There are different theories about the effects of unequal bit allocation between left and right video sequences, such as the fusion theory and suppression theory. According to fusion theory, the stereo bitrate (hence distortion) needs to be equally allocated between the views for the best human perception. Contrarily, according to suppression theory, the highest quality view in a stereo-video determines the overall perception performance. Therefore, the target (right) sequence can be compressed as much as possible to save bits for the reference (left) sequence, so that the overall perceived distortion is the lowest. The proposed content-adaptive stereo encoder (CA-SC) is motivated by the suppression theory and reduces the frame (temporal) rate and spatial resolution of the target (right) sequence adaptively according to its content-based features.
Figure 1.0: Stereoscopic encoder
The principle behind content adaptive video coding is to parse video into temporal segments. Each temporal segment can be encoded at different spatial, temporal and SNR resolution (hence at a different target bitrate) depending on its low and/or high-level content-based features.
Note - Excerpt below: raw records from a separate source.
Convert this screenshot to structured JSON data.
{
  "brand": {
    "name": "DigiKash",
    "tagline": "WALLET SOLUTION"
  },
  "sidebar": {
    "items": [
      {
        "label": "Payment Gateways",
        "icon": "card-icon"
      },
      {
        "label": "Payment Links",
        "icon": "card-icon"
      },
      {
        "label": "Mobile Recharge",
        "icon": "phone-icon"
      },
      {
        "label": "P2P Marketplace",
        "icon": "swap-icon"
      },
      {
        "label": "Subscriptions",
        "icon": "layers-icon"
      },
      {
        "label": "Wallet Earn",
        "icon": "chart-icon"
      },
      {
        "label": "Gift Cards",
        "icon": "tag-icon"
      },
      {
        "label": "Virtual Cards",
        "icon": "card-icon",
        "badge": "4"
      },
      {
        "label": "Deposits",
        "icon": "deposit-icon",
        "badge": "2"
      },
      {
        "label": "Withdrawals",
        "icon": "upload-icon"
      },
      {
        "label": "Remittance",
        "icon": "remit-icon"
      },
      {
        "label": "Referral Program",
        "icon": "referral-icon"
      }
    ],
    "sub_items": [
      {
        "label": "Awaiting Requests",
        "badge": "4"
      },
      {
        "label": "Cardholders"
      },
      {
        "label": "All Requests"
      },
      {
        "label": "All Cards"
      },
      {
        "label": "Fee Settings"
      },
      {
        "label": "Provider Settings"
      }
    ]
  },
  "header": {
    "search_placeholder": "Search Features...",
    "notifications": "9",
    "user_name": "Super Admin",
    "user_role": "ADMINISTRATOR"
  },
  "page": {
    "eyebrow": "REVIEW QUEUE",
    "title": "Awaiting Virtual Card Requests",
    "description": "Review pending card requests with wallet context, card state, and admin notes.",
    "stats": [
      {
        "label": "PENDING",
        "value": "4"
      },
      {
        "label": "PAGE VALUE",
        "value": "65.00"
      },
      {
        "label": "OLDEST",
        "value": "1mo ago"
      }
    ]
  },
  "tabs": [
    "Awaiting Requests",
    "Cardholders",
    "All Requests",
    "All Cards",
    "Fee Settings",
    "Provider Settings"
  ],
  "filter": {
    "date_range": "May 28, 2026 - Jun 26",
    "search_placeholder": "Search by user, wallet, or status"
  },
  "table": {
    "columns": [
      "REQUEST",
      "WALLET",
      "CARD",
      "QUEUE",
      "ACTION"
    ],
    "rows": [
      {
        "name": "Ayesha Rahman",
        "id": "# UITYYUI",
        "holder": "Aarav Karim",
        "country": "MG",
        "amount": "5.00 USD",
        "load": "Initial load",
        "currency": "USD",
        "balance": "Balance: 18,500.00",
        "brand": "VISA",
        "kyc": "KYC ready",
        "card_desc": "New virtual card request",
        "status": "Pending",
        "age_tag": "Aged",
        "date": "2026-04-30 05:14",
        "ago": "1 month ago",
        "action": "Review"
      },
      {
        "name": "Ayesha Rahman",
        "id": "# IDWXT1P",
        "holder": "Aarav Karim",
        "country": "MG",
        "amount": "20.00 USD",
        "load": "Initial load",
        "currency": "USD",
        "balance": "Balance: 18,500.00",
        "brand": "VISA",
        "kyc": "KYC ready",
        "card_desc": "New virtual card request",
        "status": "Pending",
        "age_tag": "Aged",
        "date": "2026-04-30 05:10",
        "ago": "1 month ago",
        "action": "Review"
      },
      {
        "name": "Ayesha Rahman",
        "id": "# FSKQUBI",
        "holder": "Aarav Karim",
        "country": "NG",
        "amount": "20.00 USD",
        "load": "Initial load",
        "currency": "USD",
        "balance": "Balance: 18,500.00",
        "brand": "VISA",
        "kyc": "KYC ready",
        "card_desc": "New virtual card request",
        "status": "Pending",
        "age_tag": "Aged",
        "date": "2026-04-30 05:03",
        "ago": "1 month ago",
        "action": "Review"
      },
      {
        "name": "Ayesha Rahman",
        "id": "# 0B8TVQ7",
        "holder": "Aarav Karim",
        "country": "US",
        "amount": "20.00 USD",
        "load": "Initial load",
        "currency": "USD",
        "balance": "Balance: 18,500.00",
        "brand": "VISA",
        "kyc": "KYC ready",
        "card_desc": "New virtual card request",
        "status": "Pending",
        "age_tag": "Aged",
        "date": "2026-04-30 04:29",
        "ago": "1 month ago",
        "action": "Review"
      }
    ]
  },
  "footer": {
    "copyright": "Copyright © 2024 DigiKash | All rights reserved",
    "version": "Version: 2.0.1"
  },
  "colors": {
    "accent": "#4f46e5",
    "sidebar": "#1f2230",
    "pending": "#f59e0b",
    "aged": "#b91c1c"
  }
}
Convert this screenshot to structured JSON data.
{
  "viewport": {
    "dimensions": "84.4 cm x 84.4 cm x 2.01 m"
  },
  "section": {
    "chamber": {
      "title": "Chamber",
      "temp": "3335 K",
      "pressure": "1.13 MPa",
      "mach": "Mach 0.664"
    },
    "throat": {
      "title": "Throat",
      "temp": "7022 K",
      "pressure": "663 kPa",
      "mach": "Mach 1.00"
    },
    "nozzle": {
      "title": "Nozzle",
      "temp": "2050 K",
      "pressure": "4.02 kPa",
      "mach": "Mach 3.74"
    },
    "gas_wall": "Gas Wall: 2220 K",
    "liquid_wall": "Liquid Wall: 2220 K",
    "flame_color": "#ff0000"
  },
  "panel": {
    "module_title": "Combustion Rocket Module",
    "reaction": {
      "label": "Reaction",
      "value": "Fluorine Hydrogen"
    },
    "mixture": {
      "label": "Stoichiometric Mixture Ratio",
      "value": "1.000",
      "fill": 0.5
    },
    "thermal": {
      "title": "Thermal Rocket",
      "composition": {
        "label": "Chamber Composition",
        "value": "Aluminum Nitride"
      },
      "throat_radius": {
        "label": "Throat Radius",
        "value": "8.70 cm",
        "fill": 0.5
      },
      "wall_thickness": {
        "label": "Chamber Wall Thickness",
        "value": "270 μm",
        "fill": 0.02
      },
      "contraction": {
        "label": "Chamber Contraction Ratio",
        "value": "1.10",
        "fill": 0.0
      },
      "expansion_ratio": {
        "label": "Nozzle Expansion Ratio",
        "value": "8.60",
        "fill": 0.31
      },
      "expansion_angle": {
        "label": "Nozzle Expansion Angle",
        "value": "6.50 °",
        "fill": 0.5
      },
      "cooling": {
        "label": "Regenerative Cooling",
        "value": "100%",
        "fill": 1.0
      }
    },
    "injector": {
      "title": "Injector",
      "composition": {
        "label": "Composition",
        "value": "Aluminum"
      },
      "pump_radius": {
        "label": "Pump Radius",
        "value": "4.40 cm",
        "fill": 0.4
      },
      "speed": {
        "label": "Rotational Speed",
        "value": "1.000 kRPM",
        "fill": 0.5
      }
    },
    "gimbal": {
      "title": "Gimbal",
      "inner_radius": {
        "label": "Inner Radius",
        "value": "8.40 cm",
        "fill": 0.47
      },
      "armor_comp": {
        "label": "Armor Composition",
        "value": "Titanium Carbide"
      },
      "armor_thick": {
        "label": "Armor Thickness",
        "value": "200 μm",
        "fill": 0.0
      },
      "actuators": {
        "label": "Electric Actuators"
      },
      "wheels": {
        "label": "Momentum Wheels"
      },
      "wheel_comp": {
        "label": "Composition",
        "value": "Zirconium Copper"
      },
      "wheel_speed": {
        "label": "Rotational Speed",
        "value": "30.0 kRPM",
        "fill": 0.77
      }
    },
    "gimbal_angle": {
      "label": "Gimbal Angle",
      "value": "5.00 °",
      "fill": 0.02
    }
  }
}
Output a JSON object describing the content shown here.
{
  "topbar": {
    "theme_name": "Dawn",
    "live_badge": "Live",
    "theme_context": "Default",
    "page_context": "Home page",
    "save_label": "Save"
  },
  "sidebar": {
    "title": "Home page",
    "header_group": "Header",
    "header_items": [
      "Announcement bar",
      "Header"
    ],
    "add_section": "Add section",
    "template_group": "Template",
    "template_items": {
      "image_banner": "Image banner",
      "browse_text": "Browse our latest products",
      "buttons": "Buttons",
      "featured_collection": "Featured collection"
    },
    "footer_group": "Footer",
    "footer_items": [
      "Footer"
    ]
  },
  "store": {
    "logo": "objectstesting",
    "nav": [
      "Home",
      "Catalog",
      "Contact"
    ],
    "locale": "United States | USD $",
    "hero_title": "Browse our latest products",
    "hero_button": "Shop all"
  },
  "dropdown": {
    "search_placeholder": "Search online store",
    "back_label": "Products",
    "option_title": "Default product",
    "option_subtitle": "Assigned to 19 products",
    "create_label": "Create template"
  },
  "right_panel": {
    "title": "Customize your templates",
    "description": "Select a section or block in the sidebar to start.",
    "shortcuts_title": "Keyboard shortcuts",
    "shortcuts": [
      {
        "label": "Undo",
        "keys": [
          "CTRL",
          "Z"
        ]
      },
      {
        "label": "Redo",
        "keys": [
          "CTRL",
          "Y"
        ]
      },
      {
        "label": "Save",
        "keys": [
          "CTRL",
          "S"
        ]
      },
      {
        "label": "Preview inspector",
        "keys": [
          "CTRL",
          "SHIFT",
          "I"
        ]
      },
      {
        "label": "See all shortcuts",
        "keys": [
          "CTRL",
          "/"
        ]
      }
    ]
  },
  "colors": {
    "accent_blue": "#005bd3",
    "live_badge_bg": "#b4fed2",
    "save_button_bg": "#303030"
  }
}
Even though this approach has been used for monoscopic video encoding, there are no such studies in the literature for content-adaptive stereoscopic coding. The proposed CA-SC codec is an extension of the stereo codec (SC), which is based on AVC/H.264. We note that CA-SC can also be developed as an extension of the recently standardized MVC codec. The codec structure is shown in Figure 1.0.
In stereoscopic coding, in the compatible mode, any standard H.264/AVC decoder can decode the sequence as a monoscopic sequence since left channel is coded independent of the right channel. In order to improve the coding efficiency without significant perceptual quality loss, we added three modes to the encoder for down-sampling the right-view only. They are the spatial, temporal, and content-adaptive scaling modes.